All week, there were various events and opportunities throughout the city. On both Tuesday and Wednesday, several current players and draft hopefuls took part in an NFL “Play 60” Youth Football Festival at Bryant Park in midtown Manhattan.
Also on Wednesday, the prospects visited children at Mount Sinai Medical Center, where the young patients were able to interview and interact with them in “The Zone”—a state-of-the-art play center that was funded in part by NFL Hall-of-Famer Troy Aikman, among others.
Friday afternoon, there was a press conference to announce the launch of the Korey Stringer Institute, a new research facility opening at the University of Connecticut that intends to eradicate death from heat stroke in organized sport.
The selections themselves may have been spaced over three days and roughly 48 hours, but the action itself started well before that, and didn’t stop until the end.
No. 3: The main room holds more than just the draft.
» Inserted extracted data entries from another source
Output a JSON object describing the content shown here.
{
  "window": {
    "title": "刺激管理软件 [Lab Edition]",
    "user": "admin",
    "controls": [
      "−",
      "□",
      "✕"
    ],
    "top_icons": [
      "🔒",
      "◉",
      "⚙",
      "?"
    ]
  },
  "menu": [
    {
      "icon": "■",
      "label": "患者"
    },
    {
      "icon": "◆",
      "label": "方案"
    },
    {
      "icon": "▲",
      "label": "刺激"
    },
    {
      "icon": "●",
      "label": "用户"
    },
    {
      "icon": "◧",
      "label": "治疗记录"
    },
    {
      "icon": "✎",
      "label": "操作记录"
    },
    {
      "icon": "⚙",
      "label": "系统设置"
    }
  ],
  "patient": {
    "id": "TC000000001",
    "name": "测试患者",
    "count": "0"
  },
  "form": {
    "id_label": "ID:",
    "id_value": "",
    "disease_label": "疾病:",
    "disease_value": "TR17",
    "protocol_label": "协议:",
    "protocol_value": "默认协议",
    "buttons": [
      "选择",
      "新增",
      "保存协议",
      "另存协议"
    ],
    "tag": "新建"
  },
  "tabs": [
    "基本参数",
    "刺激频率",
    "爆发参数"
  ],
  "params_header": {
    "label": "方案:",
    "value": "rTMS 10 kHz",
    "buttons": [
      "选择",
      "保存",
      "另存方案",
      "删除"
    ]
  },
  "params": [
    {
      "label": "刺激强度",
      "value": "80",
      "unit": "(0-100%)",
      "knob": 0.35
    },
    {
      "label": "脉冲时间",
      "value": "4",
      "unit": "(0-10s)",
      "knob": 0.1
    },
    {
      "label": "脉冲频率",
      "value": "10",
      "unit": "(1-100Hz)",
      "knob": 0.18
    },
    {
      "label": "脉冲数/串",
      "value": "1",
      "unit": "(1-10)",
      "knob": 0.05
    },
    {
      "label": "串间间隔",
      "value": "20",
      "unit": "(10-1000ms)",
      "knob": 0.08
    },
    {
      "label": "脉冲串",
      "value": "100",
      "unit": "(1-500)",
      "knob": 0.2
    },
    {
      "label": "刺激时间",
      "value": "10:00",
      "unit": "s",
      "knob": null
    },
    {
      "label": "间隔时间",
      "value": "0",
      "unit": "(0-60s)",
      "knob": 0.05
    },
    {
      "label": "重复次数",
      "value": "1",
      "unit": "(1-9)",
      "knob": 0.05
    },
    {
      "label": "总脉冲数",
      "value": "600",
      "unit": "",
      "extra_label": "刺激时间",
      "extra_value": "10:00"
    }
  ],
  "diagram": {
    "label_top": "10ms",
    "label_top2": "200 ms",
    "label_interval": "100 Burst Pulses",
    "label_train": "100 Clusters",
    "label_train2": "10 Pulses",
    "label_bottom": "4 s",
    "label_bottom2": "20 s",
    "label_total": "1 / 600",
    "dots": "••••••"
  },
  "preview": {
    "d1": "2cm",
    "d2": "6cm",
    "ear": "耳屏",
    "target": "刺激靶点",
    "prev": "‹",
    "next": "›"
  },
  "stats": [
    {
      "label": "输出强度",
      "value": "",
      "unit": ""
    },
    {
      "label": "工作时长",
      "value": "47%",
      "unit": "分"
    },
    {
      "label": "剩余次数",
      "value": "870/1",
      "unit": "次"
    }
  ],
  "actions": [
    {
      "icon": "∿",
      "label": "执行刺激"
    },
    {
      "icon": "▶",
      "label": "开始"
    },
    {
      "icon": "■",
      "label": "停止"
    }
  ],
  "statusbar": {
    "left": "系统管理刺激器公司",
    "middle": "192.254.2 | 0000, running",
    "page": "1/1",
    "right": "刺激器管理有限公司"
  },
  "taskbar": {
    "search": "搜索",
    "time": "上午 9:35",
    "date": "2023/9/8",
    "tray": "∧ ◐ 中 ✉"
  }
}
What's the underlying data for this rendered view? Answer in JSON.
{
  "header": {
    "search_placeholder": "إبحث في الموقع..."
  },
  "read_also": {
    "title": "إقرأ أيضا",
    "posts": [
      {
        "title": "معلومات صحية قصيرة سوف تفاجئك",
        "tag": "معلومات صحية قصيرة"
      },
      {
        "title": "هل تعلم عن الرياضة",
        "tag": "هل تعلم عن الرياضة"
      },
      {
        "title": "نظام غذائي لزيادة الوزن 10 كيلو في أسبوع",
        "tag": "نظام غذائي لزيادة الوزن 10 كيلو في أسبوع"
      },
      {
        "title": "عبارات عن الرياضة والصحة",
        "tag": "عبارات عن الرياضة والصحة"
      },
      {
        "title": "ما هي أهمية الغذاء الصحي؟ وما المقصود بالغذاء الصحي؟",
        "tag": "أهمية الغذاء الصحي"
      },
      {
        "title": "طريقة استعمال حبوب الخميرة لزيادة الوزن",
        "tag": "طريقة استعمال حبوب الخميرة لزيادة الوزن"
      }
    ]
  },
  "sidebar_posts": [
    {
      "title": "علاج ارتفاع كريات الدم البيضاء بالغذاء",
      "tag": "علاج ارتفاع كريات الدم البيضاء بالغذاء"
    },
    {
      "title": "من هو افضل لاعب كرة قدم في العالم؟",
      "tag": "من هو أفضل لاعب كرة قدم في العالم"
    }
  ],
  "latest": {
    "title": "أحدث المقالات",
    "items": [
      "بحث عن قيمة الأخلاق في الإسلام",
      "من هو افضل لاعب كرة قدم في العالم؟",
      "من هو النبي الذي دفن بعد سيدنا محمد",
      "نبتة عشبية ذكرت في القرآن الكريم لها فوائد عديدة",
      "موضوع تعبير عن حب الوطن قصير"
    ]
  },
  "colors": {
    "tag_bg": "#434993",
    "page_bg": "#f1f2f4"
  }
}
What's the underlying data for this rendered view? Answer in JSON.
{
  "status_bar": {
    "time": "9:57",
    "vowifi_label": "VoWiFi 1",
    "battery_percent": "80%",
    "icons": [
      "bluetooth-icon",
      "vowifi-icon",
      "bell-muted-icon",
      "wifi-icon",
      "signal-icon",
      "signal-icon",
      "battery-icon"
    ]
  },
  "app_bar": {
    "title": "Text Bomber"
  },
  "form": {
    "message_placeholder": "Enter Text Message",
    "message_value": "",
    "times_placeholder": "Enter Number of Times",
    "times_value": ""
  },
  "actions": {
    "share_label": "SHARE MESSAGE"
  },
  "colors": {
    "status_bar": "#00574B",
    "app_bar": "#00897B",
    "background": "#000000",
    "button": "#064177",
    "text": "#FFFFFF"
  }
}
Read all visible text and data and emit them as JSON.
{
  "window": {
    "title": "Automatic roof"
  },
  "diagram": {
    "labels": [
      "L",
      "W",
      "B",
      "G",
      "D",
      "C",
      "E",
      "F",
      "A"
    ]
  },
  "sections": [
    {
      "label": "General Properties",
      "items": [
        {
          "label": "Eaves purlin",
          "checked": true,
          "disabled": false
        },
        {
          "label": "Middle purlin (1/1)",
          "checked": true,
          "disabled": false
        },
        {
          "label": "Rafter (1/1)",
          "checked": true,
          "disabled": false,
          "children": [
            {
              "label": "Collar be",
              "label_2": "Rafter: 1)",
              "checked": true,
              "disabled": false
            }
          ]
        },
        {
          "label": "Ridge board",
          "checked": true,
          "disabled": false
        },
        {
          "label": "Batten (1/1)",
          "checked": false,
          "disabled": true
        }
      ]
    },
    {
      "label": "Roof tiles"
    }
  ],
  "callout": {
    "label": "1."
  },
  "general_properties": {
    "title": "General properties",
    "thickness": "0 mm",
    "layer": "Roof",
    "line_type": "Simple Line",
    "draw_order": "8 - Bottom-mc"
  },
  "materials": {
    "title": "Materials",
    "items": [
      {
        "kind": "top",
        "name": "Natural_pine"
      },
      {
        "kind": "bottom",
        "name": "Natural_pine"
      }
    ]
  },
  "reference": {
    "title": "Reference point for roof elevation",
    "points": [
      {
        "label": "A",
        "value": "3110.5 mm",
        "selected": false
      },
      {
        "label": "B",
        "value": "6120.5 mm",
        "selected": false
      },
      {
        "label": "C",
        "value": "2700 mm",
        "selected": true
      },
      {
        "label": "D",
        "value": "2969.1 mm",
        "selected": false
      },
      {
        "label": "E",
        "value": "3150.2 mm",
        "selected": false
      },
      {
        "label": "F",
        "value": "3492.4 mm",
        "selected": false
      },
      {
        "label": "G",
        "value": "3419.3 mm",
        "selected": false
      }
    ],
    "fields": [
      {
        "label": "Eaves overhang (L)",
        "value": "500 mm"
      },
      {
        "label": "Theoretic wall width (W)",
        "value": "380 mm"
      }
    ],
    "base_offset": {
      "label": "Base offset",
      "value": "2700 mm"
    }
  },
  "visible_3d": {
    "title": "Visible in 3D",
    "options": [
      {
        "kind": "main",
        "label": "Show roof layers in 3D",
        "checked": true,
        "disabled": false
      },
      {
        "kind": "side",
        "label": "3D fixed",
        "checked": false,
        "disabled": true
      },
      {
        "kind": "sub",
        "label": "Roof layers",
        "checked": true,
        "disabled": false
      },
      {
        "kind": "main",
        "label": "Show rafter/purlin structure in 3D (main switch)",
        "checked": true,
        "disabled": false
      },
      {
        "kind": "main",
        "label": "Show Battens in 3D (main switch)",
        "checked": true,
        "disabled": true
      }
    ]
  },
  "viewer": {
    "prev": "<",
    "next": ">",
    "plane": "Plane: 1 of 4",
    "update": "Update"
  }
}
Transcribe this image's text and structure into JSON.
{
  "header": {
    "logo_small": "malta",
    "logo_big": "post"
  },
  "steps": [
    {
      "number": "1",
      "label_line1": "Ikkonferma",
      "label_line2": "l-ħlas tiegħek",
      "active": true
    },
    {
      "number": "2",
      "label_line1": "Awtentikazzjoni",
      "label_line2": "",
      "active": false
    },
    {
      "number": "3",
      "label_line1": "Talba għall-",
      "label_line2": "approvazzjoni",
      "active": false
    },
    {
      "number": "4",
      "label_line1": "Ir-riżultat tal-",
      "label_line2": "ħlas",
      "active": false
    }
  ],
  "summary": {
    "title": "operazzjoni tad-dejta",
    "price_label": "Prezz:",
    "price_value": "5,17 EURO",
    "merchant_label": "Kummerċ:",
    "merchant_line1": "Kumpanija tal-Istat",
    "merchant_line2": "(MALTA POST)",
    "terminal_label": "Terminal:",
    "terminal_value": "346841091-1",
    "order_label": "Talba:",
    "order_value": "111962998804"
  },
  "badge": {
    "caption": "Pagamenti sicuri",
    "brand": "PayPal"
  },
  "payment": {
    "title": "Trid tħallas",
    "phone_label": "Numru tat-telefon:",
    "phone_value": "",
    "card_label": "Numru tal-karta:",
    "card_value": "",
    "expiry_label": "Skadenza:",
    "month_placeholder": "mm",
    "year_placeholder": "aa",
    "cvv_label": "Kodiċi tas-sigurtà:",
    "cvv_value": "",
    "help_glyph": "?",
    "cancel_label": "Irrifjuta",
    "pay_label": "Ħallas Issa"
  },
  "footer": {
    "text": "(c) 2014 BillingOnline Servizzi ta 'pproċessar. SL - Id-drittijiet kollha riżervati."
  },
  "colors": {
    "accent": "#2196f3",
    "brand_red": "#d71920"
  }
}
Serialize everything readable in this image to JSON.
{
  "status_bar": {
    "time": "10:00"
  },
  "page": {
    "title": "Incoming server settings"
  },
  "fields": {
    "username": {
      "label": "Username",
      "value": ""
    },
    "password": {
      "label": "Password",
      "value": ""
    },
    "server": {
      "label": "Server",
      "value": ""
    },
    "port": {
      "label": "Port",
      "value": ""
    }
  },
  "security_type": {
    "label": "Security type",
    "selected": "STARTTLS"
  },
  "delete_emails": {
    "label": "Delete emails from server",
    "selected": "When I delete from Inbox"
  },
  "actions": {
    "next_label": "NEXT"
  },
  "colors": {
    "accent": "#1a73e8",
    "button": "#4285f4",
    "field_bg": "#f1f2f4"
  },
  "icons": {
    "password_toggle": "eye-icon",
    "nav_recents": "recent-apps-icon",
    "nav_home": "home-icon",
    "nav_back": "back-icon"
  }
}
Beside the fun in the lobby of Radio City Music Hall, there’s also a lot of other fan-friendly stuff that happens inside the main room itself.
Alan Roach from the NFL Network was interviewing draft picks on Night One, and several special guests showed up to sign autographs and pose for pictures—including current members of the Giants and Jets, the Philadelphia Eagles cheerleaders, and former Who’s the Boss? and Charmed star Alyssa Milano (who, by the way, is still extremely attractive).
At least for the fans, there’s always something going on, even if a team takes its entire clock.
No. 4: The ESPN guys aren't robots after all.
The secret to sitting there on set for hours and hours to discuss draft goodness?
Okay, so maybe that’s not the true secret, but there were multiple bags of Mickey Ds behind Boomer, TJ, Mel, and the gang all weekend.
Hey, those guys have to eat, too.
And yes, if you were wondering, Mel Kiper gets his hair fixed roughly every other commercial break.
No. 5: You are truly the last to know the selections.
That may seem a bit of a misnomer, but it’s fairly true.
When a selection is made, the PA announcer will say “Team X has selected, Team Y is on the clock,” and the clock resets.
So really, the next team doesn’t go on the clock when the commissioner announces the previous selection.
That nugget of info, of course, means that every other team knows the selection before the world at large, and that’s how trades can be made so quickly.
No. 6: The cookies are tremendous.
Okay, for the last slide I guess we can have a little fun.
But yes, the peanut butter cookies that RCMH had in the media catering area were out of this world. They were so good, in fact, that one of the guys next to me in press row made a comment during his site’s live blog wondering if the cookies were going to be better than his team’s draft pick.
The Chiefs picked Eric Berry—sorry cookies.